La finestra dell'applicativo ospita due aree informative, proprio come se si trattasse di un ambiente di navigazione tipo Esplora risorse. Sul lato sinistro, trovano posto i domini, i server terminal e le sessioni sulla rete. A destra, invece, sono presenti i tab Utenti, Sessioni e Processi, che riportano nel dettaglio le informazioni per le voci selezionate nella colonna di sinistra. Così, la lista Sessioni ospita le sessioni create dagli utenti connettendosi ad un server Terminal da un computer client, mentre nella lista Utenti sono raccolti i log on realizzati nella sessione corrente. La lista Processi ospita invece tutte le applicazioni lanciate nel corso della sessione utente corrente. La sessione Console mantiene invece traccia, sotto forma di processi e informazioni, delle operazioni realizzate dal computer su cui è installato un server Terminal. E' possibile effettuare il log on ad un server Terminal utilizzando la sessione console proprio come se si operasse su una sessione client. Gli strumenti di session-management consentono inoltre di visualizzare i processi che sono in corso in ciascuna sessione, inviare messaggi agli utenti, prendere controllo delle sessioni remote, e visualizzare informazione di sessione totali per tutti i server terminal in domini trust. Qualcosa c'è da dire anche sulle sessioni ascoltatore: si chiamano così perché ascoltano ed accettano nuove connessioni client RDP, creando nuove sessioni a richiesta del client. Avendo configurato più di una connessione in Configurazione Servizi Terminal, si potranno notare diverse sessioni ascoltatore.

Conclusioni
Facciamo un po' i cattivi.
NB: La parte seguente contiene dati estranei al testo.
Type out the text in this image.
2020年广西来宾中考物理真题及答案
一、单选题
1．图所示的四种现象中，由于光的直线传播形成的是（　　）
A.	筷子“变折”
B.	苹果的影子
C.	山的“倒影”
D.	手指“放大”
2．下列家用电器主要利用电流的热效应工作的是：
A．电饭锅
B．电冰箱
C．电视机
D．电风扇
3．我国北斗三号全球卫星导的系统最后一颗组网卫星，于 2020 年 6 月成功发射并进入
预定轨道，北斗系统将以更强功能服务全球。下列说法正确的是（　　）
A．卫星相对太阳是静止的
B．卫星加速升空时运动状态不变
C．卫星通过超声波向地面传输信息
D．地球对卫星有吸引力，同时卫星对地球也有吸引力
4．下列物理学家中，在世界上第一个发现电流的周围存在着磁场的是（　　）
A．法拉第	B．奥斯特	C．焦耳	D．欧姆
Con Windows 2000, Microsoft, non può certo pensare di aver esaurito i suoi argomenti sulla multiutenza. Basti pensare che i Servizi Terminal non supportano da soli tutti i client Windows: se avete sistemi Win32 non ci sono problemi, ma con client Windows 3x, DOS, UNIX (compreso Linux) o Macintosh occorre dotarsi di Citrix MetaFrame. Nel processo di upgrading di WTS ai servizi terminal in Windows 2000 è poi presente uno svantaggio di fondo. Il fatto è che Windows 2000 è molto più affamato di risorse (specie RAM) di quanto non lo fosse NT. Installando Windows 2000 su un computer su cui era caricato WTS, si può notare che le sessioni client rispondono molto più lentamente, anche con il caching migliorato in RDP 5. Inoltre, a causa della RAM in uso dal sistema, il supporto è garantito ad un ristretto numero di utenti. Pertanto, anche per venire incontro alle prestazioni di WTS, sarebbe consigliabile almeno aggiungere altra memoria RAM. Sebbene le richieste di sistema minime per Windows 2000 Server siano di 64 MB di RAM, Microsoft raccomanda almeno 128 MB di memoria, che diventano 512 MB utilizzando i server terminal.
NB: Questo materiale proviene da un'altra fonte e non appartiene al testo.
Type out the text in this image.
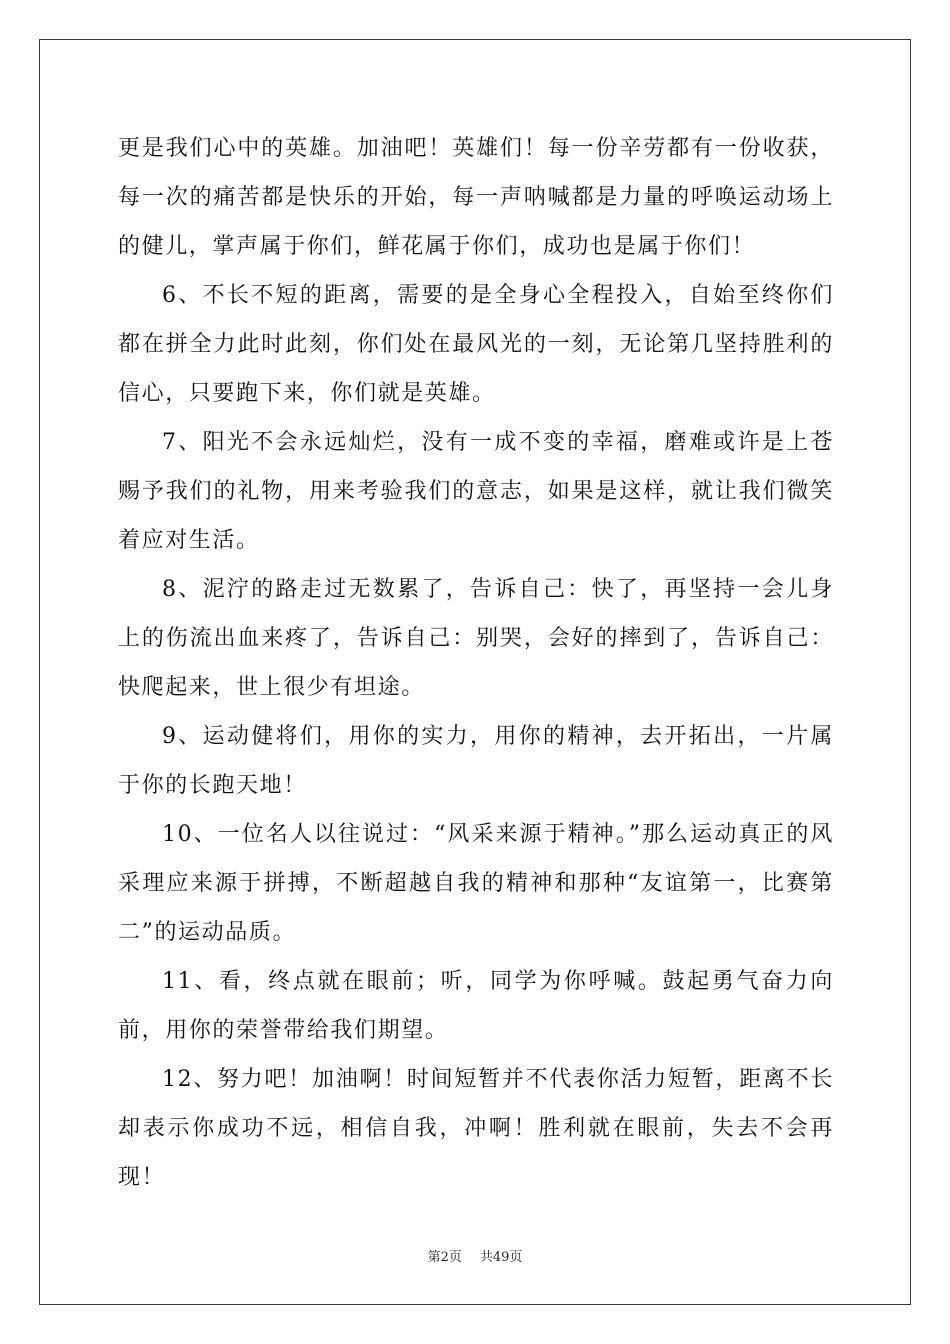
更是我们心中的英雄。加油吧！英雄们！每一份辛劳都有一份收获，每一次的痛苦都是快乐的开始，每一声呐喊都是力量的呼唤运动场上的健儿，掌声属于你们，鲜花属于你们，成功也是属于你们！

6、不长不短的距离，需要的是全身心全程投入，自始至终你们都在拼全力此时此刻，你们处在最风光的一刻，无论第几坚持胜利的信心，只要跑下来，你们就是英雄。

7、阳光不会永远灿烂，没有一成不变的幸福，磨难或许是上苍赐予我们的礼物，用来考验我们的意志，如果是这样，就让我们微笑着应对生活。

8、泥泞的路走过无数累了，告诉自己：快了，再坚持一会儿身上的伤流出血来疼了，告诉自己：别哭，会好的摔到了，告诉自己：快爬起来，世上很少有坦途。

9、运动健将们，用你的实力，用你的精神，去开拓出，一片属于你的长跑天地！

10、一位名人以往说过：“风采来源于精神。”那么运动真正的风采理应来源于拼搏，不断超越自我的精神和那种“友谊第一，比赛第二”的运动品质。

11、看，终点就在眼前；听，同学为你呼喊。鼓起勇气奋力向前，用你的荣誉带给我们期望。

12、努力吧！加油啊！时间短暂并不代表你活力短暂，距离不长却表示你成功不远，相信自我，冲啊！胜利就在眼前，失去不会再现！

第2页 共49页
Microsoft Management Console (MMC) è lo strumento adibito alla gestione delle console all'interno dei servizi terminal di Windows 2000

A questo punto la domanda sorge spontanea: ma allora conviene davvero utilizzare Terminal Services con Windows 2000 Server? La risposta è una sola, e per darla citeremo qualcuno di nostra conoscenza: "Assolutamente sì!". Al di là di ogni cosa, i Servizi Terminal rappresentano infatti, un eccellente tool per la gestione remota dei server, e come tale sono facili da usare e da configurare. Dal lato dei vantaggi, la clipboard condivisa propria di Windows 2000 è utile alla trasparenza di sessione. Gli utenti che hanno bisogno di aiuto accoglieranno volentieri l'abilità dell'amministratore nel controllare in modo remoto la sessione ed eventualmente correggere il problema o spiegare all'utente come fare per correggerlo da sé. In più, utilizzando una stampante connessa in locale senza dover condividere la stampante con la rete e connettersi ad essa da Windows NT Server 4.0, la sessione di server Terminal è a portata di mano. A causa della complessità dell'aggiornamento del nucleo del sistema operativo, non si consiglia però di fare l'aggiornamento a Windows 2000 solo per utilizzare i Servizi Terminal. In altre parole, non occorre scegliere Windows 2000 solo per i suoi Servizi Terminal. Ma se già si lavora con Windows 2000, non vediamo perché non dobbiate usare i Servizi terminal.